I didn’t know how I could bring what we did inside the hospital out into the world. I didn’t know if I’d be able to keep visible the things we’d given names to, the things we had made clear. With symptom reduction comes space, I had written in my notebook, but I didn’t know if I could grow to fill the space I was discovering, if I’d be able to stay vigilant each day. I still don’t know. I still, sometimes, am left bereft.

But what I hadn’t expected was the heightened sensitivity when I came out. An instructor at my gym, a space I was protectively easing myself back into, equated the calories spent in one class with one small Easter bunny. ‘You just worked off the ears!’ she cried between songs, ‘Now for the head!’ A waiter brought a brownie to my table with my coffee and called me ‘naughty’. I got angry when my mother tried to share her birthday chocolates, when my housemate had just honeyed toast for dinner, when a friend bought a dress that didn’t fit because she was planning to lose weight after the holidays. When my university sent me an email about the Low-Fat Options Now Available on Campus.

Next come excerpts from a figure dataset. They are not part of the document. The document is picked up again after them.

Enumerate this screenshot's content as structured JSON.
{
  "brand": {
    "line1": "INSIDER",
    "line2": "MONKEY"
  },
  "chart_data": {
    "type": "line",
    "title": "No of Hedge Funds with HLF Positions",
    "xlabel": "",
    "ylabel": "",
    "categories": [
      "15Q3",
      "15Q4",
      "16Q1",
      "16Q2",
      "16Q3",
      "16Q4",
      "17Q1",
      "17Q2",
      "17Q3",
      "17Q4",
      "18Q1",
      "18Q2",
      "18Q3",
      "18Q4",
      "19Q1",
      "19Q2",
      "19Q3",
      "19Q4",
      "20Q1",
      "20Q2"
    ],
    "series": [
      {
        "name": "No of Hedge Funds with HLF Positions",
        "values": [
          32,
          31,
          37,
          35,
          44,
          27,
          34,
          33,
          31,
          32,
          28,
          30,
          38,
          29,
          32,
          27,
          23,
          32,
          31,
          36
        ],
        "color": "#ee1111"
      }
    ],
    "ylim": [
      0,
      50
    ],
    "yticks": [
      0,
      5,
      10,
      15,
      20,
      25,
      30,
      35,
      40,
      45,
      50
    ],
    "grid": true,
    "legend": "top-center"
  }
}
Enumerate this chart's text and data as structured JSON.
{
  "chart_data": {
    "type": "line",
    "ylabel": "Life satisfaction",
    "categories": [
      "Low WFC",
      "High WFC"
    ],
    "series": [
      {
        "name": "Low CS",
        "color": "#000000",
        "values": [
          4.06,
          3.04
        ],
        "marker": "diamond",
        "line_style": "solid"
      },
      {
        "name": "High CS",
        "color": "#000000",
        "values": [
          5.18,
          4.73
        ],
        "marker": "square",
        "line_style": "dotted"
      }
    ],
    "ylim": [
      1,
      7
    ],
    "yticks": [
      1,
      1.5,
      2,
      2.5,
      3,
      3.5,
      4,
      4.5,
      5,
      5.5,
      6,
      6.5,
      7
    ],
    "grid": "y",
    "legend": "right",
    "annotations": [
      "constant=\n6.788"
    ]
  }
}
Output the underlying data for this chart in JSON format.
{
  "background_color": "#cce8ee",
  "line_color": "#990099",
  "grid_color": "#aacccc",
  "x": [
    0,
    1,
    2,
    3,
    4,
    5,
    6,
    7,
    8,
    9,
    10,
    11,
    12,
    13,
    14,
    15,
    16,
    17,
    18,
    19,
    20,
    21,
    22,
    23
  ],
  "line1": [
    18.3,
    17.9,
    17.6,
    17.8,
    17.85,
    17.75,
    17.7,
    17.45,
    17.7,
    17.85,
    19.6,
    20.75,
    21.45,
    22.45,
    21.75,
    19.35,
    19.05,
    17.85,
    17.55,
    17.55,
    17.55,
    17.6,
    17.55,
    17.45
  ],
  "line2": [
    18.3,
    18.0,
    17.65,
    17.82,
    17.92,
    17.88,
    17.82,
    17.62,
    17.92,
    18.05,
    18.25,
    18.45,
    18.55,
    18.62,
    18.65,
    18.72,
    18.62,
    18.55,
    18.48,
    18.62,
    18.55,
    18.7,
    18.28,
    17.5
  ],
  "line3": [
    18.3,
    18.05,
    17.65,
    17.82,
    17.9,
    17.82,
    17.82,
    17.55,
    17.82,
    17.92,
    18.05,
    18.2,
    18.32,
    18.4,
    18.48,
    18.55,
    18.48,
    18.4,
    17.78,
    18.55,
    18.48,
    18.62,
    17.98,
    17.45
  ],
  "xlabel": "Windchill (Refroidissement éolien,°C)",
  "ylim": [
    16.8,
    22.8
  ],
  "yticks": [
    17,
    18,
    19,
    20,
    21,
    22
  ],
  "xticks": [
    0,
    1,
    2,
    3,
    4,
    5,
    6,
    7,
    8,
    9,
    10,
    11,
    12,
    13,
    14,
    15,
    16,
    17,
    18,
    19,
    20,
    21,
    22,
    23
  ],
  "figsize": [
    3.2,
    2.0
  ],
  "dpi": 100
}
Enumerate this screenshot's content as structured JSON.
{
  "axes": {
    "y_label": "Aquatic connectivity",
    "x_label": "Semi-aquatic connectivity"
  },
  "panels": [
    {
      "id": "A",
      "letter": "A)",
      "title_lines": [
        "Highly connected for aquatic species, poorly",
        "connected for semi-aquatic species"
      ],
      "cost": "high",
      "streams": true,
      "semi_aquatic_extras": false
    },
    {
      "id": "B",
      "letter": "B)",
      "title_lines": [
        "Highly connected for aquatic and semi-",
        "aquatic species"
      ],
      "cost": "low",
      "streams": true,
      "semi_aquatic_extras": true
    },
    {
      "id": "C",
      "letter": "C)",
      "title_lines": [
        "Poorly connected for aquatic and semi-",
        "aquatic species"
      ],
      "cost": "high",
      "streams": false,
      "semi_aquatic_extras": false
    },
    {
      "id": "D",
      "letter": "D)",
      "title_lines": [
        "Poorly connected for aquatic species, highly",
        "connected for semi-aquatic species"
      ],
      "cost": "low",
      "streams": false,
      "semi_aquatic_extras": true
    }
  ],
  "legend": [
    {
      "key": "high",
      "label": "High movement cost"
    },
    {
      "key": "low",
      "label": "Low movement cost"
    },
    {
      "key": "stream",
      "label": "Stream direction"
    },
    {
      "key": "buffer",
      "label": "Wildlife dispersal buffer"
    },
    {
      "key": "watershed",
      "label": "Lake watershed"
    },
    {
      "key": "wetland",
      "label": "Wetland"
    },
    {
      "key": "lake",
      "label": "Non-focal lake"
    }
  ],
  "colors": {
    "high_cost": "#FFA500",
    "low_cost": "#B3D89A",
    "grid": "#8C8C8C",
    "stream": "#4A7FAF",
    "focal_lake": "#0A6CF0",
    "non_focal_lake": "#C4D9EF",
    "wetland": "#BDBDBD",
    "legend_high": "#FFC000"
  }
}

I kept in contact with those women. About a month after the last of us was discharged, we met for a drink in a fairly new bar, just around the corner from the discreet, pebblecrete house where we had been confined. We all ordered vodka with lime and soda; fresh lime, not cordial, we all ignored the complimentary popcorn placed on a small tray before us. We sat on zebra-print couches, away from the door, where the first cold air of the season kept bursting through. One woman, the oldest among us, had worked for nearly ten years before her admission for Jenny Craig. She had needed to start fresh afterwards, and had found a job at a recruitment agency. She’d lost weight since I’d last seen her.

She had been to Friday drinks a few weeks into her new position, and after a few hours, a few beverages, one of her female colleagues had approached her at the bar. ‘I’m onto you,’ the colleague had said. ‘You’re a sister.’

‘Sorry?’ she stammered, ‘A sister?’

‘Were you AN or BN?’ she asked.

She denied that she knew what her colleague meant, but was holding her wine glass before her, in that hand with the thick callouses raised above her knuckles – these are called Russell’s Sign, after the doctor who first identified bulimia nervosa, BN, as a condition in its own right. The colleague laid her own knobbled fingers against them, and repeated:

‘You’re a sister.’

It’s a strange family to have found and to hold to, but even more powerful to know, at last, that I can’t any longer stand clear.